Pain is a Great Motivator — Or Is It?
Those of you who wear contacts will be familiar with what happened to me recently.
I put one of my contacts in like normal, and it HURT! It turns out that it had a speck of dust on it. (If you don’t wear contacts, you’ll just have to trust me; that piece of dust felt like a burning boulder in my eye.)
So of course I did everything I possibly could, as fast as I possibly could, to eliminate that pain.
“Wow,” I thought. “Pain is a great motivator.”
But then I got to thinking about it a little more. Pain is only a great motivator if it’s a sharp and immediate pain — like having a burning boulder in your eye. In personal finance, that might equate to getting a pack of overdraft notices from your bank on the day that your rent is due.
You’ll suddenly be extremely motivated to figure out why your account is overdrawn, or at the very least to add as much money as possible to your account as quickly as possible.
But what happens once the immediate (and painful) crisis is past?
Probably not much, after you get done kicking yourself.
This is because making a real, long-term change in how you handle your finances can be painful. It takes time and effort, and maybe making some changes that hurt.
And what do we want to avoid?
Pain.
But the costs of not living a healthy financial life are much more painful long-term than the short-term pain we hope to avoid. The pain just isn’t as immediate. It doesn’t do you much good to look back at your youth from your 80s, wishing you could go back in time and give yourself a swift kick.

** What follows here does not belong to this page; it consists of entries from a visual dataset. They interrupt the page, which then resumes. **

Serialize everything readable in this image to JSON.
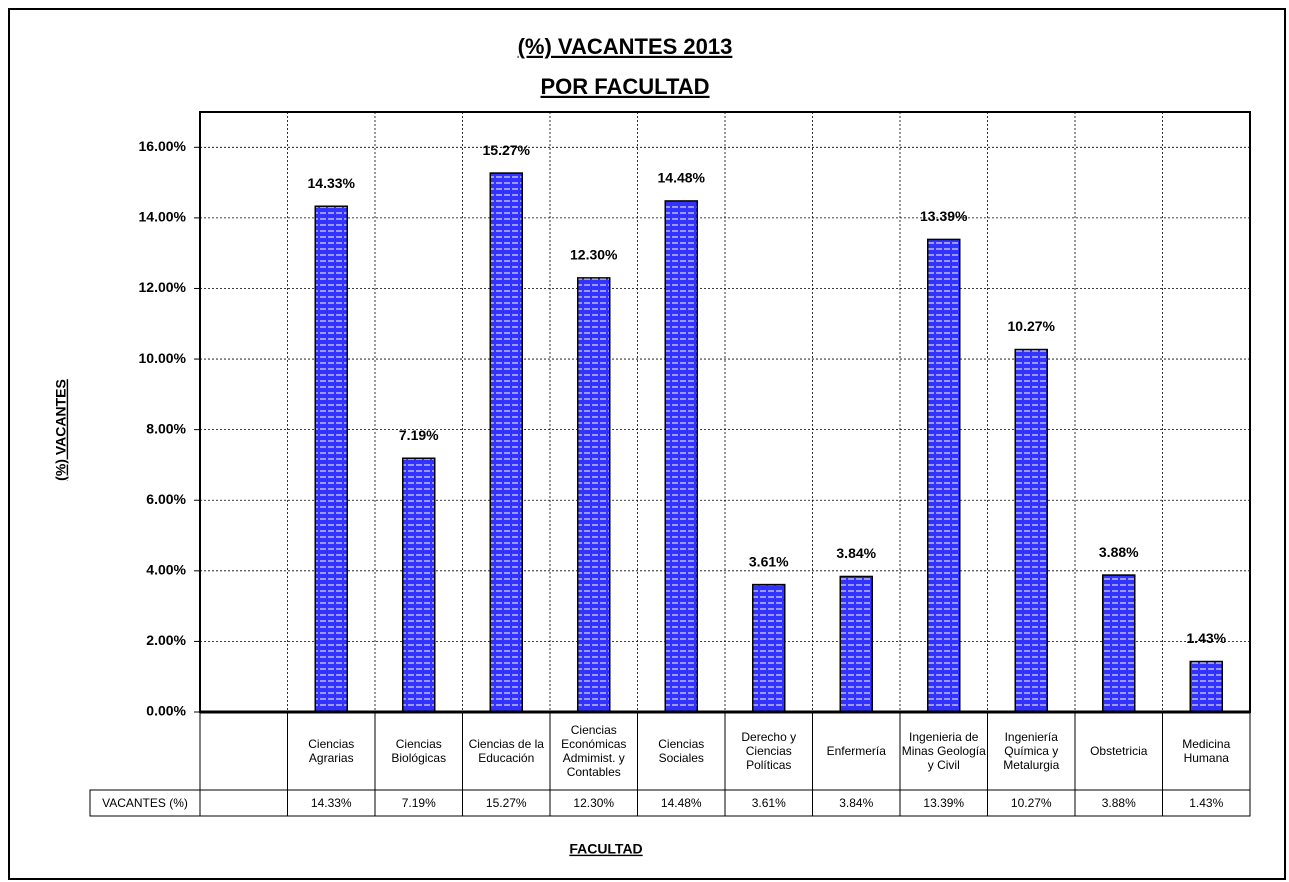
{
  "chart_data": {
    "type": "bar",
    "title": "(%) VACANTES 2013",
    "subtitle": "POR FACULTAD",
    "y_label": "(%) VACANTES",
    "x_label": "FACULTAD",
    "series_name": "VACANTES (%)",
    "categories": [
      null,
      "Ciencias Agrarias",
      "Ciencias Biológicas",
      "Ciencias de la Educación",
      "Ciencias Económicas Admimist. y Contables",
      "Ciencias Sociales",
      "Derecho y Ciencias Políticas",
      "Enfermería",
      "Ingenieria de Minas Geología y Civil",
      "Ingeniería Química y Metalurgia",
      "Obstetricia",
      "Medicina Humana"
    ],
    "values": [
      null,
      14.33,
      7.19,
      15.27,
      12.3,
      14.48,
      3.61,
      3.84,
      13.39,
      10.27,
      3.88,
      1.43
    ],
    "value_labels": [
      null,
      "14.33%",
      "7.19%",
      "15.27%",
      "12.30%",
      "14.48%",
      "3.61%",
      "3.84%",
      "13.39%",
      "10.27%",
      "3.88%",
      "1.43%"
    ],
    "color": "#3333ff",
    "ylim": [
      0,
      17
    ],
    "yticks": [
      {
        "value": 0,
        "label": "0.00%"
      },
      {
        "value": 2,
        "label": "2.00%"
      },
      {
        "value": 4,
        "label": "4.00%"
      },
      {
        "value": 6,
        "label": "6.00%"
      },
      {
        "value": 8,
        "label": "8.00%"
      },
      {
        "value": 10,
        "label": "10.00%"
      },
      {
        "value": 12,
        "label": "12.00%"
      },
      {
        "value": 14,
        "label": "14.00%"
      },
      {
        "value": 16,
        "label": "16.00%"
      }
    ],
    "grid": true
  }
}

Maybe knowing a little bit about how we are motivated on an internal (and often unconscious level) can help us change and improve our finances along the way, both despite and because of a few pains.
I’d rather make the painful change now than suffer pain later…in finances. Now I can curb the amount of pain that I could be feeling….I can save/pay off debt without hating life (not doing anything).

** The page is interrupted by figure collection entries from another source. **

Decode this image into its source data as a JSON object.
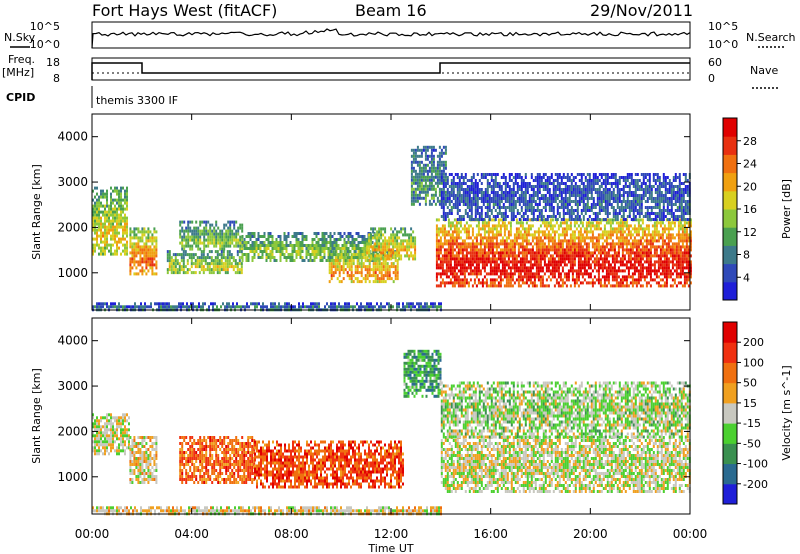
{
  "header": {
    "station": "Fort Hays West (fitACF)",
    "beam": "Beam 16",
    "date": "29/Nov/2011"
  },
  "panels": {
    "nsky_label": "N.Sky",
    "nsky_ticks": [
      "10^5",
      "10^0"
    ],
    "nsearch_label": "N.Search",
    "nsearch_ticks": [
      "10^5",
      "10^0"
    ],
    "freq_label_1": "Freq.",
    "freq_label_2": "[MHz]",
    "freq_ticks": [
      "18",
      "8"
    ],
    "nave_label": "Nave",
    "nave_ticks": [
      "60",
      "0"
    ],
    "cpid_label": "CPID",
    "cpid_text": "themis 3300 IF"
  },
  "chart_data": [
    {
      "type": "heatmap",
      "name": "power",
      "ylabel": "Slant Range [km]",
      "xlabel": "Time UT",
      "x_ticks": [
        "00:00",
        "04:00",
        "08:00",
        "12:00",
        "16:00",
        "20:00",
        "00:00"
      ],
      "xlim_hours": [
        0,
        24
      ],
      "y_ticks": [
        "1000",
        "2000",
        "3000",
        "4000"
      ],
      "ylim": [
        180,
        4500
      ],
      "colorbar": {
        "label": "Power [dB]",
        "ticks": [
          "28",
          "24",
          "20",
          "16",
          "12",
          "8",
          "4"
        ],
        "range": [
          0,
          30
        ],
        "colors": [
          "#1f1fd8",
          "#2f49b8",
          "#3d7a8a",
          "#4aa050",
          "#8cc83c",
          "#d8d020",
          "#f0a010",
          "#f07010",
          "#e83010",
          "#e00000"
        ]
      },
      "regions": [
        {
          "t0": 0.0,
          "t1": 1.4,
          "r0": 1400,
          "r1": 2900,
          "level": 0.45
        },
        {
          "t0": 1.5,
          "t1": 2.6,
          "r0": 950,
          "r1": 2000,
          "level": 0.6
        },
        {
          "t0": 3.5,
          "t1": 6.0,
          "r0": 1500,
          "r1": 2150,
          "level": 0.35
        },
        {
          "t0": 3.0,
          "t1": 6.0,
          "r0": 1000,
          "r1": 1500,
          "level": 0.4
        },
        {
          "t0": 6.0,
          "t1": 11.5,
          "r0": 1300,
          "r1": 1900,
          "level": 0.35
        },
        {
          "t0": 9.5,
          "t1": 12.3,
          "r0": 800,
          "r1": 1500,
          "level": 0.55
        },
        {
          "t0": 11.0,
          "t1": 13.0,
          "r0": 1300,
          "r1": 2000,
          "level": 0.5
        },
        {
          "t0": 12.8,
          "t1": 14.2,
          "r0": 2500,
          "r1": 3800,
          "level": 0.25
        },
        {
          "t0": 13.8,
          "t1": 24.0,
          "r0": 700,
          "r1": 2200,
          "level": 0.75
        },
        {
          "t0": 14.0,
          "t1": 24.0,
          "r0": 2200,
          "r1": 3200,
          "level": 0.15
        },
        {
          "t0": 0.0,
          "t1": 14.0,
          "r0": 200,
          "r1": 350,
          "level": 0.2
        }
      ]
    },
    {
      "type": "heatmap",
      "name": "velocity",
      "ylabel": "Slant Range [km]",
      "xlabel": "Time UT",
      "x_ticks": [
        "00:00",
        "04:00",
        "08:00",
        "12:00",
        "16:00",
        "20:00",
        "00:00"
      ],
      "xlim_hours": [
        0,
        24
      ],
      "y_ticks": [
        "1000",
        "2000",
        "3000",
        "4000"
      ],
      "ylim": [
        180,
        4500
      ],
      "colorbar": {
        "label": "Velocity [m s^-1]",
        "ticks": [
          "200",
          "100",
          "50",
          "15",
          "-15",
          "-50",
          "-100",
          "-200"
        ],
        "units_sup": "-1",
        "colors": [
          "#1f1fd8",
          "#2a6a90",
          "#3a9050",
          "#4bd030",
          "#c8c8c0",
          "#f0a020",
          "#f07010",
          "#f03010",
          "#e00000"
        ]
      },
      "regions": [
        {
          "t0": 0.0,
          "t1": 1.5,
          "r0": 1500,
          "r1": 2400,
          "level": 0.5
        },
        {
          "t0": 1.5,
          "t1": 2.6,
          "r0": 900,
          "r1": 1900,
          "level": 0.55
        },
        {
          "t0": 3.5,
          "t1": 6.5,
          "r0": 900,
          "r1": 1900,
          "level": 0.75
        },
        {
          "t0": 6.5,
          "t1": 12.5,
          "r0": 800,
          "r1": 1800,
          "level": 0.8
        },
        {
          "t0": 12.5,
          "t1": 14.0,
          "r0": 2800,
          "r1": 3800,
          "level": 0.3
        },
        {
          "t0": 14.0,
          "t1": 24.0,
          "r0": 700,
          "r1": 1900,
          "level": 0.5
        },
        {
          "t0": 14.0,
          "t1": 24.0,
          "r0": 1900,
          "r1": 3100,
          "level": 0.45
        },
        {
          "t0": 0.0,
          "t1": 14.0,
          "r0": 200,
          "r1": 350,
          "level": 0.55
        }
      ]
    }
  ]
}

LenciB, I’m with you. I’d rather get the changes done now that I need to make than suffer even more later.
I love your segways. :-)
Anyway, we are currently paying down our car loan as fast as possible. This is painful to me since I has somehow become okay with having a car loan. What the heck?!
So yes, the pain now is way better than paying interest for nothing, but it still makes me sad we even have the thing to start with…I should have been paying it off like crazy for the last 2 years.
Didn’t you have a post about illogical money choices a while back that I was oh-so-confused on? Well, apparently, I wasn’t confused, just blind to my own illogic. Stupid car loan…
Budgeting, yup, I think you’re thinking of this post:
https://www.moneycrush.com/our-irrational-money-minds/
Yep, that’s the one. :-)
Once again, finance is like a diet. It’s so tempting to just go on a slash-and-burn crusade with calories or expenses or whatever. But it’s not feasible in the long term.
So, if you’re like me, you think Oh GOD that’s IT I’m GOING TO LOSE WEIGHT. And I mean it… right up until the cravings start.
Any level of supreme discomfort simply fades too quickly, I’m afraid. So we lose our motivation. Sometimes I fear that we are not made for long-term consistency.
Yeah I think we have to overcome our natural inclination to stop doing something once we lose whatever got us massively motivated in the first place.
You have made a great point here Jackie and something I’ll be thinking about for a while. This made me lol, however: “Pain is only a great motivator if it’s a sharp and immediate pain — like having a burning boulder in your eye.”
Hope your eye’s better.
Glad I could make you laugh (and get you thinking too…)
Yep, that’s the one. :-)
What a great analogy.
This was part and parcel why I finally got my finances in order–sick of feeling the pain of lost money, so on and so forth.
Sounds like pain *was* a good motivator in your case, David!